Tras el oscuro telón de las sombras en ciernes, me observaban los relucientes Ocshapalca (5888 m.) y Ranrapalca (6162 m.).
Entre tanto, más arbustos y luego árboles comenzaron a aparecer. Incluso escuchaba un río. Y más árboles. Hasta que, por fin, una silueta de una casa. Por supuesto aquí no hay electricidad. Me felicité por no haberme desviado, ya que como aquí en los alrededores de Huaraz, jamás he visto un único camino hacia algún punto, sino que siempre hay atajos, cortes, desvíos, bifurcaciones, caminos antiguos, etc., que claro, no son pues como para transitar de noche sin linterna. Bien, tan solo habiendo terminado de gritar ‘hola’ acercándome a la primera vivienda, una jauría anti-ladrones casi me alcanza, obligándome a retroceder.

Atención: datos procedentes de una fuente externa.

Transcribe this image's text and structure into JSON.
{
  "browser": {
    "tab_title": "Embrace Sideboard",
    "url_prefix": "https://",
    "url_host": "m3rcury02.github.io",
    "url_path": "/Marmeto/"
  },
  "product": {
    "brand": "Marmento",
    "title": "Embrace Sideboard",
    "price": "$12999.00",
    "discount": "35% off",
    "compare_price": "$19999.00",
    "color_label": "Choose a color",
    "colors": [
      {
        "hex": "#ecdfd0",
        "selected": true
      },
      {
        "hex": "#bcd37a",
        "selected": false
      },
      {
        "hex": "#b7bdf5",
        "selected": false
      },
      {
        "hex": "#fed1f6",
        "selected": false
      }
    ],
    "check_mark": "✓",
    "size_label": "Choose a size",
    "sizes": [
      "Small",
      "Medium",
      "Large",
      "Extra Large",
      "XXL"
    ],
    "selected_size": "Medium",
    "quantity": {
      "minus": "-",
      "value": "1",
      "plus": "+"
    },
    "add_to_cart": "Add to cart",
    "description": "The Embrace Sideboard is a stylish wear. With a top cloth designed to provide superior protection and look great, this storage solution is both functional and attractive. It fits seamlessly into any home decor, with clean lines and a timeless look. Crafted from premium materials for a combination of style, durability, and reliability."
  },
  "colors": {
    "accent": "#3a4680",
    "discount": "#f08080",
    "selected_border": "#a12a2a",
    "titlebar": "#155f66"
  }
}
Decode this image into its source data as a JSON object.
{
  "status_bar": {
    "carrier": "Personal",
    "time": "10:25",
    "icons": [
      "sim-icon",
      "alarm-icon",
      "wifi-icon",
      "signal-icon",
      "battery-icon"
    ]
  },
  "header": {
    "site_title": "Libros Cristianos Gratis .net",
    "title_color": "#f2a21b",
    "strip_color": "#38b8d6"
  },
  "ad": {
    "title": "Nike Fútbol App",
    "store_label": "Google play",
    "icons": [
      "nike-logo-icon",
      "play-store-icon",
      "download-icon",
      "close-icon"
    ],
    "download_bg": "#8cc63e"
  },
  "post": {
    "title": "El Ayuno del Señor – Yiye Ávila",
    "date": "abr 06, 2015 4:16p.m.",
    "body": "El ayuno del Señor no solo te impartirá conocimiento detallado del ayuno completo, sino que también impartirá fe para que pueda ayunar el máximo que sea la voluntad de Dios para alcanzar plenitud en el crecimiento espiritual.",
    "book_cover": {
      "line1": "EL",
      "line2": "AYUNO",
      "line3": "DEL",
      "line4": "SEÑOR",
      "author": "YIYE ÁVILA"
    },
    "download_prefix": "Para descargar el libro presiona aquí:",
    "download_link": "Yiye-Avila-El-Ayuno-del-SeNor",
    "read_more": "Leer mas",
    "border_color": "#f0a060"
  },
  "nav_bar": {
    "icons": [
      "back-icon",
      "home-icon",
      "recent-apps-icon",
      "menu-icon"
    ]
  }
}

Faltaba más, que viniendo de realizar mi pequeña hazaña, justo ahora unos perros malhumorados acaben con el héroe. Pero al menos llamaron la atención de un niño, que no sé qué me respondió, pero noté que le ordenó a su jauría dejarme pasar. Así que seguí y noté una silueta, ahora sí, de una persona, un hombre de mediana edad. Y me habló. Vaya, sentí como si hubiera llegado a un planeta nuevo y estuviese a punto de contactar un individuo de una especie nueva. Hola. Quién es Ud. Soy un ‘turista extraviado’. ¿Turista, sin linterna, a esta hora bajando de la cordillera? (Bueno sí, soy un imprudente-irresponsable en realidad, pero heme aquí sano y salvo). Ya, soy fulano de tal, vengo de Lima, pero dejé a ‘mi grupo’ en la laguna (ocurre que, como ya me ha pasado, un caminante solitario es sospechoso —de intenciones más bien malas que buenas, o algún tipo de demente— para estas personas en estos parajes), de paso que yo mismo me pongo a supuesto resguardo de que por el contrario, el extrañado lugareño tenga alguna mala intención (porque como dije antes, por aquí abundan los ‘abigeos’, ladrones de ganado, a los que, me enteraré luego, sino los entregan a las autoridades los propios pobladores les hacen ‘juicio’ —los matan). Bueno pues, insistí en que no era más que, en verdad, un turista. Y me pidió ver mi DNI, que obviamente no se lo negué.
En las sombras...
Al parecer convencido de que soy inofensivo, me ofrece su vivienda para pasar la noche. Acepto, por supuesto. Una auténtica vivienda rústica, a lamparín y leña, con un sobrio guiso de trigo de cena, un poderoso quáquer, de trigo también, una risueña esposa que solo hablaba quechua y dos hijos, niños, que creo tampoco hablaban español. Y cuyes y un becerro, allí mismo. Otro núcleo de humanidad simple y escueta, con un inconfundible toque andino de mezcla de inocencia y desconfianza, allí alrededor de las 10 p.m. en las suaves estribaciones de la cordillera tropical más alta del mundo. Intercambio experiencias con mi anfitrión inesperado. Le cuento detalles sobre mi aventura (espeluznante) bajando de Llaca, me cuenta sobre su aventura (esperanzadora) cuando bajó a Lima. Me dice que ha guiado a algunos turistas, y también de cómo hacen allí justicia con los ladrones. Le explico que siento que el suelo que pisamos sea probablemente uno de los lugares más bellos del planeta, sin hacer mucho caso a la paradoja de la evidente rudeza de la vida aquí, entre tanta maravilla pasmosa. A esto le llaman turismo vivencial creo. Para mí es una travesía de experiencia sensorial y cognitiva total. Y sin planificación sesuda, más el puro azar. A dormir, allí al costado de los cuyes. Perfecto, porque así está bien. La Luna, me dice esta persona cuyo nombre lamentablemente no recuerdo, saldrá recién durante la madrugada. No lo sé, no la logré ver, pero ya no importa. Total, el resto del cosmos fue mío.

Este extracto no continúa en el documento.